Gambar 35.6 Reflek otot plantar

25
Respon lain traktus kortikospinal pada ekstremitas bawah

Respon berikut yang kadang dapat dibangkitkan; reflek adduktor kaki, menggores
batas dalam kaki, bukan pada telapak kaki, dari ibu jari ke tumit, diikuti respon
kontraksi otot tibia posterior yang menyebabkan adduksi, inversi, dan plantar
fleksi ringan kaki. Reflek ini dikenal sebagai reflek Hirschberg. Reflek ini
dipersarafi oleh nervus tibial (segmen L4-S1). Bila responnya kontralateral atau
bilateral, dikenal sebagai reflek Balduzzi. Pada reflek Von Monakow,
menggores batas lateral kaki diikuti eversi dan abduksi kaki.

26
BAB 36

REFLEK AUTOMATISASI SPINAL

Reflek automatisasi spinal disebut juga sebagai reflek defensif. Seperti tanda
kortikospinal yang dijelaskan di bagian sebelumnya, reflek ini akan timbul bila
fungsi inhibisi di pusat yang lebih tinggi dihilangkan, dan menandakan,
setidaknya ada bagian yang lepas dari inhibisi. Reflek ini, hanya timbul pada
kondisi patologis pada manusia dan binatang tingkat tinggi, yang secara
filogenetik dan ontogenetik berhubungan dengan respon yang tampak pada
tungkai bawah.

REFLEK DEFENSIF FLEKSI DAN EKSTENSI PADA EKSTREMITAS


BAWAH

Reflek Defensif Spinal Fleksi

Reflek ini disebut juga sebagai reflek spinal automatisasi (Marie), dan sebagai
reflek memendek patologik, reflek fleksor sinergi, reflek withdrawal dan reflek
atau fenomena des raccourisseurs, pada sikap berbicara, respon Babinski yang
berlebihan. Sesuai pada bab sebelumnya, respon Babinski terdiri dari dorsofleksi
dan pemekaran jari-jari kaki, dorsofleksi pergelangan kaki, fleksi pada lutut dan
panggul serta abduksi pada sendi panggul.

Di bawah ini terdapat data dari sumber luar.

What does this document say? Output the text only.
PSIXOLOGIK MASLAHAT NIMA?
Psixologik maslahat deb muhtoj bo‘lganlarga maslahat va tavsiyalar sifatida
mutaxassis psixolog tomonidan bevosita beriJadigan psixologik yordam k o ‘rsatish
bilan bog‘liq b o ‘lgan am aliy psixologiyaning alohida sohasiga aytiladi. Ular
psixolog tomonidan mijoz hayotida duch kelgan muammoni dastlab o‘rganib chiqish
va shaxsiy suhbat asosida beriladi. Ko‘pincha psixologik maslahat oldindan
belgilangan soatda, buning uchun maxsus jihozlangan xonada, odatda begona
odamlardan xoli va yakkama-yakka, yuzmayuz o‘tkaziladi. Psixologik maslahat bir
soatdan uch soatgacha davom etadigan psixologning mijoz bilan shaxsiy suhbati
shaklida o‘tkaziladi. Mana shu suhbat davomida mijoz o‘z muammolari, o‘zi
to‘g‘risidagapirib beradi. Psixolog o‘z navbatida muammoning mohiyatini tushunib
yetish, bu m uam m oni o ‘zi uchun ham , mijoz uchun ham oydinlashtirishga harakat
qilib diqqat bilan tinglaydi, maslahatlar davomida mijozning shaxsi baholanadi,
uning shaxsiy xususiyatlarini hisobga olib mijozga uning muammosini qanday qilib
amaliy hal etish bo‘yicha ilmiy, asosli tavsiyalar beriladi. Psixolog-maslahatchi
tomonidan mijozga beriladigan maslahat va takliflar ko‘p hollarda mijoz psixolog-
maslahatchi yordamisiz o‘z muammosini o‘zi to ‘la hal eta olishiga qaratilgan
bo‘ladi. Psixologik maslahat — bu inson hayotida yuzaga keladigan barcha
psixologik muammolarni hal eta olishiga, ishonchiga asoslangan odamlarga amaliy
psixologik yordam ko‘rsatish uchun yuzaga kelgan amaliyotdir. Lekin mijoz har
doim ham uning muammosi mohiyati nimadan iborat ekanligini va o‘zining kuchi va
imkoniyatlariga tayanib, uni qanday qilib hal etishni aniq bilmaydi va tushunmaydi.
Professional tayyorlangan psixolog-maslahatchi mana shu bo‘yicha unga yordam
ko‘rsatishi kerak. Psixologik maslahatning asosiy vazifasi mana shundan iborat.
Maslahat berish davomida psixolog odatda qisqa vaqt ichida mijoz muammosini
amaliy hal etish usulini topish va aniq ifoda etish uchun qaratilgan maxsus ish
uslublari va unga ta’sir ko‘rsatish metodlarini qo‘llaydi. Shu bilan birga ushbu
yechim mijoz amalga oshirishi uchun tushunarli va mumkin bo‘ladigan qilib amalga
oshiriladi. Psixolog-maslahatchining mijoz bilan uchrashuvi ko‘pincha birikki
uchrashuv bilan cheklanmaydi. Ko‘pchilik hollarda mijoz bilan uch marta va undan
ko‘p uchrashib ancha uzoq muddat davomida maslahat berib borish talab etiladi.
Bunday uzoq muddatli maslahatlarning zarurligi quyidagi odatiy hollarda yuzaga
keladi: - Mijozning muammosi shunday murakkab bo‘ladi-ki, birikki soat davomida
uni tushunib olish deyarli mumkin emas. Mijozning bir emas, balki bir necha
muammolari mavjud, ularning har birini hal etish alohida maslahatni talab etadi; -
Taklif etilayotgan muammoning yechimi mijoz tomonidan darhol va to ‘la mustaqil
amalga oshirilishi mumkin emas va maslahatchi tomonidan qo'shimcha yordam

Pergerakan tersebut muncul akibat
kontraksi otot tibia anterior, hamstring, tensor fasciae latae, otot iliopsoas dan
otot terkait lainnya. Kontraksi tensor fasciae latae terkadang tampak sebagai
reflek Brissaud. Jika respon Babinski timbul, maka terjadi perluasan zona reflek
sehingga respon tidak hanya diperoleh melalui stimulasi plantar pedis tetapi juga
dengan menstimulasi dorsum pedis dan anterior tibia, atau dengan stimulus nyeri
pada bagian kaki, jari atau tungkai. Dan juga, bila respon timbul akibat lesi spinal
transversal parsial atau komplit, tidak hanya pada sisi yang distimulasi saja, tetapi
juga pada sisi kontralateral.

27
Pada individu normal nyeri atau nosiseptif, stimulasi pada bagian bawah
tubuh dapat disertai menarik tungkai, sebagai gerakan yang cepat, durasi singkat,
dan ditandai dengan fleksi panggul dan lutut, dorsofleksi pergelangan kaki (agak
jarang) dan selalu platar fleksi jari-jari. Pada lesi spinal, terutama lesi transversal
dan hampir komplit, stimulasi di bawah level lesi menimbulkan reflek defensif
spinal fleksi yang keempat atau reflek spinal automatisasi, ditandai dengan fleksi
panggul dan lutut, dorsofleksi pergelangan kaki, dorsofleksi ibu jari kaki serta
dorsofleksi dan pemekaran jari lainnya. Respon tersebut dapat bilateral dan
disebut reflek fleksi kontralateral (crossed flexor reflex). Hal ini dapat muncul
sebagai gerakan volunter spontan dan lebih tonik dibanding respon volunter.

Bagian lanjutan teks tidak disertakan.